Kent County SUNDAY spoke with four professionals in behind-the-scenes fields to get a better idea of what they do and what makes the work worthwhile.

DOT ABBOTT, Extension agent, renewable resources

University of Delaware Cooperative Extension

16 years on the job

When Dot Abbott closes her eyes at night, she sees trees – lots and lots of them. That’s because she works with them more than the average person.

Abbott works out of the Kent County office in Dover for the University of Delaware Cooperative Extension as an extension agent in renewable resources. Her position is statewide, providing professional insight to companies and groups on how to better understand the trees growing on their property and giving advice on landscaping and wildlife issues that might exist there.

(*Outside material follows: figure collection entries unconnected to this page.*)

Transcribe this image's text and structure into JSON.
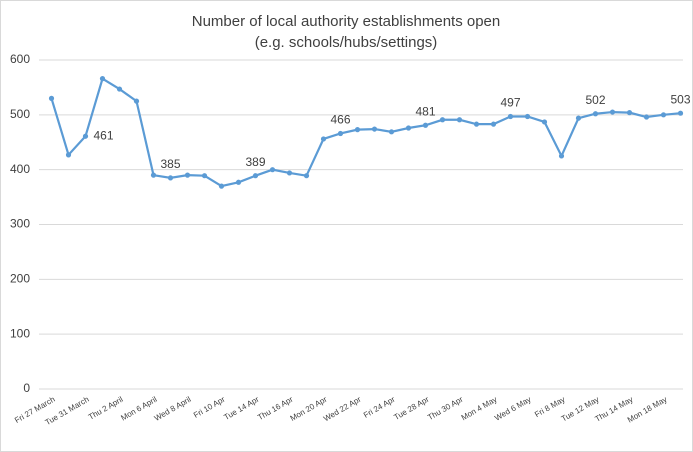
{
  "chart_data": {
    "type": "line",
    "title": "Number of local authority establishments open",
    "subtitle": "(e.g. schools/hubs/settings)",
    "categories": [
      "Fri 27 March",
      null,
      "Tue 31 March",
      null,
      "Thu 2 April",
      null,
      "Mon 6 April",
      null,
      "Wed 8 April",
      null,
      "Fri 10 Apr",
      null,
      "Tue 14 Apr",
      null,
      "Thu 16 Apr",
      null,
      "Mon 20 Apr",
      null,
      "Wed 22 Apr",
      null,
      "Fri 24 Apr",
      null,
      "Tue 28 Apr",
      null,
      "Thu 30 Apr",
      null,
      "Mon 4 May",
      null,
      "Wed 6 May",
      null,
      "Fri 8 May",
      null,
      "Tue 12 May",
      null,
      "Thu 14 May",
      null,
      "Mon 18 May",
      null
    ],
    "series": [
      {
        "name": "Establishments open",
        "color": "#5b9bd5",
        "values": [
          530,
          427,
          461,
          566,
          547,
          525,
          390,
          385,
          390,
          389,
          370,
          377,
          389,
          400,
          394,
          389,
          456,
          466,
          473,
          474,
          469,
          476,
          481,
          491,
          491,
          483,
          483,
          497,
          497,
          487,
          425,
          494,
          502,
          505,
          504,
          496,
          500,
          503
        ],
        "value_labels": [
          null,
          null,
          "461",
          null,
          null,
          null,
          null,
          "385",
          null,
          null,
          null,
          null,
          "389",
          null,
          null,
          null,
          null,
          "466",
          null,
          null,
          null,
          null,
          "481",
          null,
          null,
          null,
          null,
          "497",
          null,
          null,
          null,
          null,
          "502",
          null,
          null,
          null,
          null,
          "503"
        ]
      }
    ],
    "ylim": [
      0,
      600
    ],
    "yticks": [
      0,
      100,
      200,
      300,
      400,
      500,
      600
    ],
    "grid": true
  }
}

Q How did you get into this profession?

A I got into it because my grandfather owned a lumber yard down in Felton, Simpler Lumber Company. When I was little I used to go down there and just go through the lumber, the sawdust piles. I was drawn to the concept of the wood industry. Unfortunately, he died before I turned 10. But I think that was my biggest start in wanting to be involved in tree management, forestry and the environment as a whole.

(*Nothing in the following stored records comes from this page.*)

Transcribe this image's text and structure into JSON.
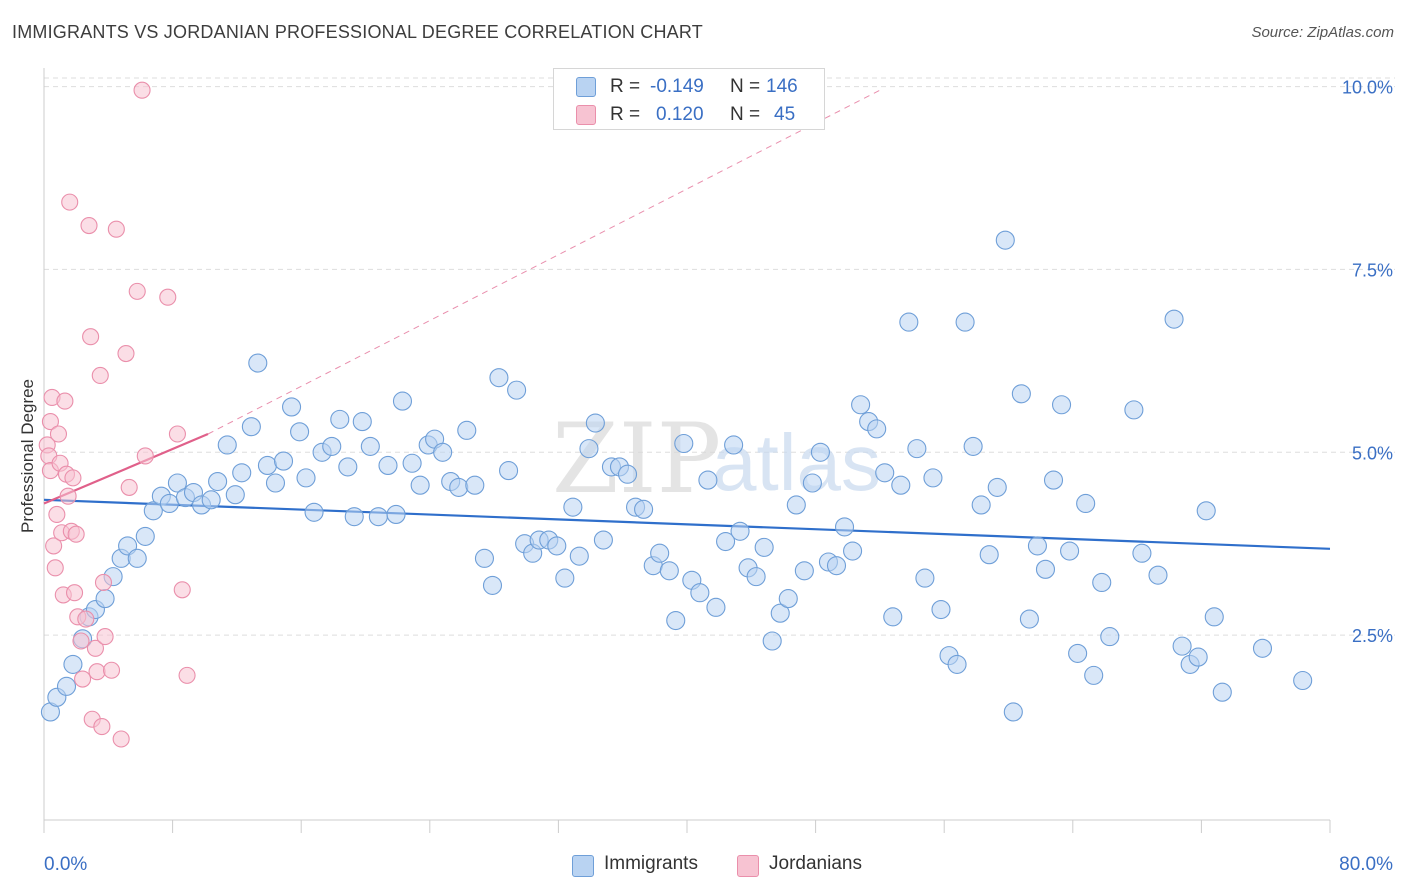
{
  "title": "IMMIGRANTS VS JORDANIAN PROFESSIONAL DEGREE CORRELATION CHART",
  "source": "Source: ZipAtlas.com",
  "watermark": {
    "zip": "ZIP",
    "atlas": "atlas"
  },
  "legend": {
    "rows": [
      {
        "r_label": "R =",
        "r_value": "-0.149",
        "n_label": "N =",
        "n_value": "146"
      },
      {
        "r_label": "R =",
        "r_value": "0.120",
        "n_label": "N =",
        "n_value": "45"
      }
    ]
  },
  "bottom_legend": {
    "series_a": "Immigrants",
    "series_b": "Jordanians"
  },
  "colors": {
    "blue_fill": "#b9d3f2",
    "blue_stroke": "#6f9fd8",
    "blue_line": "#2f6fcb",
    "pink_fill": "#f7c3d2",
    "pink_stroke": "#ea8fab",
    "pink_line": "#e0608a",
    "grid": "#dddddd",
    "tick_label": "#3a6fc4"
  },
  "chart_data": {
    "type": "scatter",
    "title": "IMMIGRANTS VS JORDANIAN PROFESSIONAL DEGREE CORRELATION CHART",
    "xlabel": "",
    "ylabel": "Professional Degree",
    "xlim": [
      0,
      80
    ],
    "ylim": [
      0,
      10.5
    ],
    "x_tick_labels": [
      "0.0%",
      "80.0%"
    ],
    "y_ticks": [
      2.5,
      5.0,
      7.5,
      10.0
    ],
    "y_tick_labels": [
      "2.5%",
      "5.0%",
      "7.5%",
      "10.0%"
    ],
    "grid": true,
    "legend_position": "top-center",
    "series": [
      {
        "name": "Immigrants",
        "r": -0.149,
        "n": 146,
        "trend": {
          "x": [
            0,
            80
          ],
          "y": [
            4.35,
            3.68
          ]
        },
        "points": [
          [
            0.4,
            1.45
          ],
          [
            0.8,
            1.65
          ],
          [
            1.4,
            1.8
          ],
          [
            1.8,
            2.1
          ],
          [
            2.4,
            2.45
          ],
          [
            2.8,
            2.75
          ],
          [
            3.2,
            2.85
          ],
          [
            3.8,
            3.0
          ],
          [
            4.3,
            3.3
          ],
          [
            4.8,
            3.55
          ],
          [
            5.2,
            3.72
          ],
          [
            5.8,
            3.55
          ],
          [
            6.3,
            3.85
          ],
          [
            6.8,
            4.2
          ],
          [
            7.3,
            4.4
          ],
          [
            7.8,
            4.3
          ],
          [
            8.3,
            4.58
          ],
          [
            8.8,
            4.38
          ],
          [
            9.3,
            4.45
          ],
          [
            9.8,
            4.28
          ],
          [
            10.4,
            4.35
          ],
          [
            10.8,
            4.6
          ],
          [
            11.4,
            5.1
          ],
          [
            11.9,
            4.42
          ],
          [
            12.3,
            4.72
          ],
          [
            12.9,
            5.35
          ],
          [
            13.3,
            6.22
          ],
          [
            13.9,
            4.82
          ],
          [
            14.4,
            4.58
          ],
          [
            14.9,
            4.88
          ],
          [
            15.4,
            5.62
          ],
          [
            15.9,
            5.28
          ],
          [
            16.3,
            4.65
          ],
          [
            16.8,
            4.18
          ],
          [
            17.3,
            5.0
          ],
          [
            17.9,
            5.08
          ],
          [
            18.4,
            5.45
          ],
          [
            18.9,
            4.8
          ],
          [
            19.3,
            4.12
          ],
          [
            19.8,
            5.42
          ],
          [
            20.3,
            5.08
          ],
          [
            20.8,
            4.12
          ],
          [
            21.4,
            4.82
          ],
          [
            21.9,
            4.15
          ],
          [
            22.3,
            5.7
          ],
          [
            22.9,
            4.85
          ],
          [
            23.4,
            4.55
          ],
          [
            23.9,
            5.1
          ],
          [
            24.3,
            5.18
          ],
          [
            24.8,
            5.0
          ],
          [
            25.3,
            4.6
          ],
          [
            25.8,
            4.52
          ],
          [
            26.3,
            5.3
          ],
          [
            26.8,
            4.55
          ],
          [
            27.4,
            3.55
          ],
          [
            27.9,
            3.18
          ],
          [
            28.3,
            6.02
          ],
          [
            28.9,
            4.75
          ],
          [
            29.4,
            5.85
          ],
          [
            29.9,
            3.75
          ],
          [
            30.4,
            3.62
          ],
          [
            30.8,
            3.8
          ],
          [
            31.4,
            3.8
          ],
          [
            31.9,
            3.72
          ],
          [
            32.4,
            3.28
          ],
          [
            32.9,
            4.25
          ],
          [
            33.3,
            3.58
          ],
          [
            33.9,
            5.05
          ],
          [
            34.3,
            5.4
          ],
          [
            34.8,
            3.8
          ],
          [
            35.3,
            4.8
          ],
          [
            35.8,
            4.8
          ],
          [
            36.3,
            4.7
          ],
          [
            36.8,
            4.25
          ],
          [
            37.3,
            4.22
          ],
          [
            37.9,
            3.45
          ],
          [
            38.3,
            3.62
          ],
          [
            38.9,
            3.38
          ],
          [
            39.3,
            2.7
          ],
          [
            39.8,
            5.12
          ],
          [
            40.3,
            3.25
          ],
          [
            40.8,
            3.08
          ],
          [
            41.3,
            4.62
          ],
          [
            41.8,
            2.88
          ],
          [
            42.4,
            3.78
          ],
          [
            42.9,
            5.1
          ],
          [
            43.3,
            3.92
          ],
          [
            43.8,
            3.42
          ],
          [
            44.3,
            3.3
          ],
          [
            44.8,
            3.7
          ],
          [
            45.3,
            2.42
          ],
          [
            45.8,
            2.8
          ],
          [
            46.3,
            3.0
          ],
          [
            46.8,
            4.28
          ],
          [
            47.3,
            3.38
          ],
          [
            47.8,
            4.58
          ],
          [
            48.3,
            5.0
          ],
          [
            48.8,
            3.5
          ],
          [
            49.3,
            3.45
          ],
          [
            49.8,
            3.98
          ],
          [
            50.3,
            3.65
          ],
          [
            50.8,
            5.65
          ],
          [
            51.3,
            5.42
          ],
          [
            51.8,
            5.32
          ],
          [
            52.3,
            4.72
          ],
          [
            52.8,
            2.75
          ],
          [
            53.3,
            4.55
          ],
          [
            53.8,
            6.78
          ],
          [
            54.3,
            5.05
          ],
          [
            54.8,
            3.28
          ],
          [
            55.3,
            4.65
          ],
          [
            55.8,
            2.85
          ],
          [
            56.3,
            2.22
          ],
          [
            56.8,
            2.1
          ],
          [
            57.3,
            6.78
          ],
          [
            57.8,
            5.08
          ],
          [
            58.3,
            4.28
          ],
          [
            58.8,
            3.6
          ],
          [
            59.3,
            4.52
          ],
          [
            59.8,
            7.9
          ],
          [
            60.3,
            1.45
          ],
          [
            60.8,
            5.8
          ],
          [
            61.3,
            2.72
          ],
          [
            61.8,
            3.72
          ],
          [
            62.3,
            3.4
          ],
          [
            62.8,
            4.62
          ],
          [
            63.3,
            5.65
          ],
          [
            63.8,
            3.65
          ],
          [
            64.3,
            2.25
          ],
          [
            64.8,
            4.3
          ],
          [
            65.3,
            1.95
          ],
          [
            65.8,
            3.22
          ],
          [
            66.3,
            2.48
          ],
          [
            67.8,
            5.58
          ],
          [
            68.3,
            3.62
          ],
          [
            69.3,
            3.32
          ],
          [
            70.3,
            6.82
          ],
          [
            70.8,
            2.35
          ],
          [
            71.3,
            2.1
          ],
          [
            71.8,
            2.2
          ],
          [
            72.3,
            4.2
          ],
          [
            72.8,
            2.75
          ],
          [
            73.3,
            1.72
          ],
          [
            75.8,
            2.32
          ],
          [
            78.3,
            1.88
          ]
        ]
      },
      {
        "name": "Jordanians",
        "r": 0.12,
        "n": 45,
        "trend": {
          "x": [
            0,
            10.2
          ],
          "y": [
            4.3,
            5.25
          ]
        },
        "trend_extended": {
          "x": [
            10.2,
            52
          ],
          "y": [
            5.25,
            9.95
          ]
        },
        "points": [
          [
            0.2,
            5.1
          ],
          [
            0.3,
            4.95
          ],
          [
            0.4,
            5.42
          ],
          [
            0.4,
            4.75
          ],
          [
            0.5,
            5.75
          ],
          [
            0.6,
            3.72
          ],
          [
            0.7,
            3.42
          ],
          [
            0.8,
            4.15
          ],
          [
            0.9,
            5.25
          ],
          [
            1.0,
            4.85
          ],
          [
            1.1,
            3.9
          ],
          [
            1.2,
            3.05
          ],
          [
            1.3,
            5.7
          ],
          [
            1.4,
            4.7
          ],
          [
            1.5,
            4.4
          ],
          [
            1.6,
            8.42
          ],
          [
            1.7,
            3.92
          ],
          [
            1.8,
            4.65
          ],
          [
            1.9,
            3.08
          ],
          [
            2.0,
            3.88
          ],
          [
            2.1,
            2.75
          ],
          [
            2.3,
            2.42
          ],
          [
            2.4,
            1.9
          ],
          [
            2.6,
            2.72
          ],
          [
            2.8,
            8.1
          ],
          [
            2.9,
            6.58
          ],
          [
            3.0,
            1.35
          ],
          [
            3.2,
            2.32
          ],
          [
            3.3,
            2.0
          ],
          [
            3.5,
            6.05
          ],
          [
            3.6,
            1.25
          ],
          [
            3.7,
            3.22
          ],
          [
            3.8,
            2.48
          ],
          [
            4.2,
            2.02
          ],
          [
            4.5,
            8.05
          ],
          [
            4.8,
            1.08
          ],
          [
            5.1,
            6.35
          ],
          [
            5.3,
            4.52
          ],
          [
            5.8,
            7.2
          ],
          [
            6.1,
            9.95
          ],
          [
            6.3,
            4.95
          ],
          [
            7.7,
            7.12
          ],
          [
            8.3,
            5.25
          ],
          [
            8.6,
            3.12
          ],
          [
            8.9,
            1.95
          ]
        ]
      }
    ]
  }
}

Q What do you enjoy most about your job?

A Looking back, I started my career with USDA. I went out and worked with farmers. I did erosion sediment control conservation activities. Then I had an opportunity to work as a forester for the state of Delaware. The whole time what I really focused on was my enjoyment to help people understand not only their trees, the benefits they can give, but also the whole ecosystem as it comes together.

Q What’s the toughest thing about your job?

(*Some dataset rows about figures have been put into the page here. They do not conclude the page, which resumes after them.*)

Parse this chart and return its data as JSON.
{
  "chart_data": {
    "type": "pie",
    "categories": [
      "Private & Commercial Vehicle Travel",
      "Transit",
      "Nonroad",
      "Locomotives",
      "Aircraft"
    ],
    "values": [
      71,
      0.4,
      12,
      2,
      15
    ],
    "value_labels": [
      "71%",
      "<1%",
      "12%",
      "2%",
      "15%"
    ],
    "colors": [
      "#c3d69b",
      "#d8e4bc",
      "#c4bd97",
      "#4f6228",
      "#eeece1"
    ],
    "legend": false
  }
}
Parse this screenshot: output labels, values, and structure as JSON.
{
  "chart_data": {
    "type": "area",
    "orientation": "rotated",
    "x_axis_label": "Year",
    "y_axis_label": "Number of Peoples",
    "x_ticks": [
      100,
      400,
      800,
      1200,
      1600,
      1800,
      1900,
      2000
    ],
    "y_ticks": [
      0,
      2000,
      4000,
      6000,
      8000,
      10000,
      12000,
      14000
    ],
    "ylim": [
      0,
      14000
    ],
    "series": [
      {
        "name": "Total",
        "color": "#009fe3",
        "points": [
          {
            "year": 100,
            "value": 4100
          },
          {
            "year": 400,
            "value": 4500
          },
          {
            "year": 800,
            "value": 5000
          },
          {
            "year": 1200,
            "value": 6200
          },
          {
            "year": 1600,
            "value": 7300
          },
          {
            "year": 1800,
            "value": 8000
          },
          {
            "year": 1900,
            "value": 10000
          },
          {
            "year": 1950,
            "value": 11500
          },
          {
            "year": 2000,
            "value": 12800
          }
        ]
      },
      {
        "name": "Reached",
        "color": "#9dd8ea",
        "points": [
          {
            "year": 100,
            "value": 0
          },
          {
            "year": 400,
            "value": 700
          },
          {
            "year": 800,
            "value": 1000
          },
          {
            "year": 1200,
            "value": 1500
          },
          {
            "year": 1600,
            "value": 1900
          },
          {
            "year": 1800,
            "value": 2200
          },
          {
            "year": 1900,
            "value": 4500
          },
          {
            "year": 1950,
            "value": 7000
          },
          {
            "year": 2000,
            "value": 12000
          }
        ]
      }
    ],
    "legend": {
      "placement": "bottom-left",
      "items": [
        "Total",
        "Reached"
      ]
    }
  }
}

A Getting people to actually implement what’s necessary. There’s a lot of resistance, especially when you have an affinity to trees, to shrubs. A case in point would be somebody plants a Christmas tree that was very special to them. And unfortunately, the tree is consumed with insects and disease and really needs to be removed and another tree replanted. That’s a tough call, because you have to be compassionate and understanding and just work with the homeowner or landowner, the person, on a one-on-one basis.

Q What’s a misconception or something that most people don’t know about your job?

A I think they don’t really know the full gamut of what Cooperative Extension can do to help them. Unfortunately right now, there’s a lot of turning towards the computer, to the Internet to non-research-based information. And that’s a shame, because there’s still an opportunity for the one-on-one contact and that’s what cooperative extension offers to people.